In November, Jennifer Roback Morse, head of the National Organization for Marriage’s Ruth Institute, warned parents that they shouldn’t let their children in college have gay friends or else they’ll learn tolerance. But speaking to a group of Catholic students at Iowa State University earlier this month, she reversed on that position and encouraged the students to make gay friends so they can help save them from being “confused and lonely.” In doing so, she evoked the story of Tyler Clementi, who committed suicide after his roommate violated his privacy with a webcam, and claimed that somehow Clementi’s struggle was more related to the gay relationship he had than the way he was bullied:
MORSE: What happens I think for people who have some gender confusion or some gender issues, is that they think they’re going to be lonely if they can’t get married, if they can’t be just like everyone else that they’re going to have a lonely life, they’re going to be isolated in some way, they’re going to be so different that their life is going to be terrible… I think that what you can do that would be helpful is to be friends with people. You don’t have to agree with what they’re saying they want, but you can still be a good friend to them. […]
In friendship, as friends, you can support them and say, ‘maybe this person is trying to exploit you.’ Sometimes you hear about these things and you don’t hear the whole story in the media. That kid Tyler Clementi who killed himself, who threw himself off the George Washington Bridge? Do you know this story? Okay, then I’m not going to tell it. There was a much older man in the picture. There’s usually more to the story, right? And so I think friendship is what you have to offer. There are a lot of situations where people are doing something sexual that’s probably not the best thing for them and that would be better if they had somebody who would be friends with them without coming onto them or without judging them and that kind of stuff.

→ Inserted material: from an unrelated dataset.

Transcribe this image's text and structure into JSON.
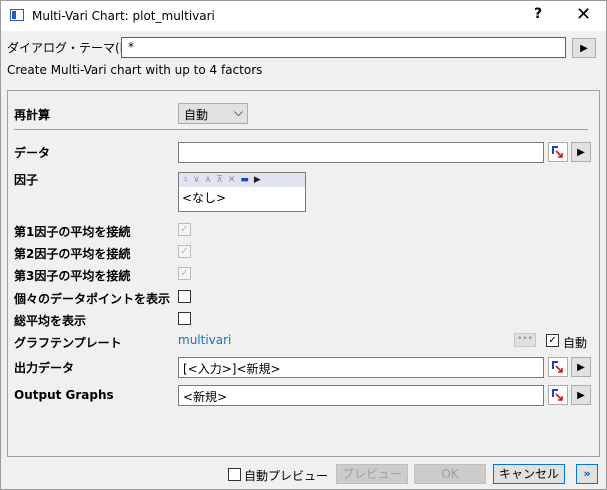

Morse went on to claim that gay activists are manipulating gay youth for “some sort of political vision.” Listen to it (via Equality Matters):
Morse refuses to acknowledge the reality that the sense of rejection LGBT youth experience is the rejection she promotes, not some sort of inherent consequence to have same-sex attractions or a different gender identity. The evidence shows that Clementi was upset because his roommate had violated his privacy, and he even requested a room change just a day before he committed suicide. For Morse to impose her own interpretation of events without any evidence is a gross distortion of events and an insult to every gay youth who has ever been bullied for his sexual orientation. Of course, she won’t even acknowledge they have a different sexual orientation.